Bediüzzaman'ın talebelerinden Hulusi Yahyagil’in yakınında bulunan Mehmet Polatdemir ile yaptığımız röportajın birinci bölümü

Röportaj: Nurettin Huyut-RisaleHaber


Mehmet Polatdemir


1946 da Kilis’te doğdu İlk ve Ortaokulu Kilis’te tamamladı. Lise ikinci sınıfta bir öğretmeniyle Risale-i Nurlar için tartışır, disipline verilir. Disiplin kurulu okuldan ihracına karar verir ve okuldan atılır.


Suçu: Said Nursi hayranı ve talebesi olmak, 27 Mayıs ihtilaline ve inkilaplara karşı olmaktır. Bu durumu şöyle anlatır: “aslında bunlar çok büyük suç (!) ama ucuz atlattık.”

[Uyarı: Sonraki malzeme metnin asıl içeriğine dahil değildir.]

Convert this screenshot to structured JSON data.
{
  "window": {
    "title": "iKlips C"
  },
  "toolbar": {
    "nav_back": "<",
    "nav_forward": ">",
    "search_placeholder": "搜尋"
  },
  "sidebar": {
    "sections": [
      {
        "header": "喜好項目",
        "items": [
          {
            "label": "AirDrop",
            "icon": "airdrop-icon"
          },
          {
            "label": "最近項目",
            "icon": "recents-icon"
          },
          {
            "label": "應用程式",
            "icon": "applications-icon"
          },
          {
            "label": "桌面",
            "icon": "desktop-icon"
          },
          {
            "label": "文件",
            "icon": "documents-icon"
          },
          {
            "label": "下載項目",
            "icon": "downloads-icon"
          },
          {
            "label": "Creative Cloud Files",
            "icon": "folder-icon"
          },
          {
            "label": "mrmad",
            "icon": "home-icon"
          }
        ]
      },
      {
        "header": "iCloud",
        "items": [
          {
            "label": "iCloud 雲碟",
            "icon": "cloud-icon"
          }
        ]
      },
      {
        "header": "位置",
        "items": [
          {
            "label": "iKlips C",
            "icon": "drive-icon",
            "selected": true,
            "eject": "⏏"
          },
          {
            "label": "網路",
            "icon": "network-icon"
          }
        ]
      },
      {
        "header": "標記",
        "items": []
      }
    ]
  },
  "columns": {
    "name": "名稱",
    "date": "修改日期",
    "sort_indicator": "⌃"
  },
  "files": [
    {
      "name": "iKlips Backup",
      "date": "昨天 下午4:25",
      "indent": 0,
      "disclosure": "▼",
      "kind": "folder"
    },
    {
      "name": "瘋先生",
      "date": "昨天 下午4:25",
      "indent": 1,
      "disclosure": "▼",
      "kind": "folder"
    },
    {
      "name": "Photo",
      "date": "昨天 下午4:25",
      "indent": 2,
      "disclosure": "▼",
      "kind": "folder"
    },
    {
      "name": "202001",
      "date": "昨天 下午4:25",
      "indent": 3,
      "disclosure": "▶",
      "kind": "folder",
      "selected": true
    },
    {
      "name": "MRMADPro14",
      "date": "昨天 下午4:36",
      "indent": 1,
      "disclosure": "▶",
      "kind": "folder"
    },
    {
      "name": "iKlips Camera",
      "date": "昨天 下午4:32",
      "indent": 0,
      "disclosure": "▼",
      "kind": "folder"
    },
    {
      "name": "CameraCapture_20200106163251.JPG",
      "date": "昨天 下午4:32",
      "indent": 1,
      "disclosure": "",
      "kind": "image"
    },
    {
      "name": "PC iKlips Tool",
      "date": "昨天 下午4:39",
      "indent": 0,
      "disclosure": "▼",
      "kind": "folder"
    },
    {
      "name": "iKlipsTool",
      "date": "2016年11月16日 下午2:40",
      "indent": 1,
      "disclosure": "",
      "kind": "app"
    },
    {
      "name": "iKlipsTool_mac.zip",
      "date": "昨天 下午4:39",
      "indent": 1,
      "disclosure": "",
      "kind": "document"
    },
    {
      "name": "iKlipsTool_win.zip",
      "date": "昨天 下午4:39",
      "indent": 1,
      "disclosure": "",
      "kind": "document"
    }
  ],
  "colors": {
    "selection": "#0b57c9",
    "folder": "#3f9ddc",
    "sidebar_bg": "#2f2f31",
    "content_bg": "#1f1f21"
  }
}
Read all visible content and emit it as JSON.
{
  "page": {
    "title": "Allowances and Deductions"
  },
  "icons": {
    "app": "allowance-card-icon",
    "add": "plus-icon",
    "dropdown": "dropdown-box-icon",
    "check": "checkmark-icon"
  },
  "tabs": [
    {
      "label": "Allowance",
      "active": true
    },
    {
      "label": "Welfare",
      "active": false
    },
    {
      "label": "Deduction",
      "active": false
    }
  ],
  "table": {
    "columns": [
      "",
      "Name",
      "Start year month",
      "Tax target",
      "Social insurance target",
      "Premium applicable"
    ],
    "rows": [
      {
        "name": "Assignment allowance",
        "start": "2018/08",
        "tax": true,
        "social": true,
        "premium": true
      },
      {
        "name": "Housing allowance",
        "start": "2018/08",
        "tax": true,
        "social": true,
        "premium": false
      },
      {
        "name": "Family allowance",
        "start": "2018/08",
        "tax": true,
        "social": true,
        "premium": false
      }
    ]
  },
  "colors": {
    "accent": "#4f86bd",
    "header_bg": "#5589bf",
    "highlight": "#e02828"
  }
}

Okuldan atılan Polatdemir, eğitimini tamamlamak üzere Gaziantep Lisesine kaydolur ve üçüncü sınıfı orada tamamlar.
 
Üniversite sınavlarında başarılı bir not alan Polatdemir. İstanbul Üniversitesi Edebiyat Fakültesinin Felsefe Bölümüne kaydolur. Bir yıl orada okuduktan sonra bu defa yeniden sınava girer ve Yıldız Üniversitesine bağlı yeni açılmış olan Elazığ Teknik Okulunun İnşaat Bölümüne kaydolur. Daha sonra akademiye dönüşen ve ardından Fırat Üniversitesi adını alan bu okuldan İnşaat Mühendisi olarak mezun olur.
 
Elazığ’a gittiğinde henüz dershane açılmamıştır. Birkaç arkadaşı ile tuttukları bir eve yerleşirler. Ama her yerde “ilkler” olduğu gibi orada da “ilk” dershaneyi açmak şerefine nail olur. Mezun olduktan sonra İskenderun Demir Çelik Fabrikasına girer. Girdikten üç yıl sonra da kısa dönem askerliğini yapar. Aynı yıl evlenir. Polatdemir üç çocuk babasıdır. 2002’de emekli olan Polatdemir, Ankara’da ikamet etmektedir.
 
Risale-i Nurları nerede ve nasıl tanıdınız?
1962 yılında ortaokul yıllarında namaz kılmaya başlamıştım. Ramazan ayı idi bir gün Pirilioğlu Camiine namaz kılmaya gittim. Namazdan çıkarken baktım kalabalık bir gurup birbirlerini Camii avlusunda bulunan, adına hücre dediğimiz bir odaya davet ediyorlardı. Beni de davet ettiler, gittim, Mektubat’tan bir ders yaptılar. Ve ben Risale-i Nurları orada tanıdım. Ders hoşuma gitmişti.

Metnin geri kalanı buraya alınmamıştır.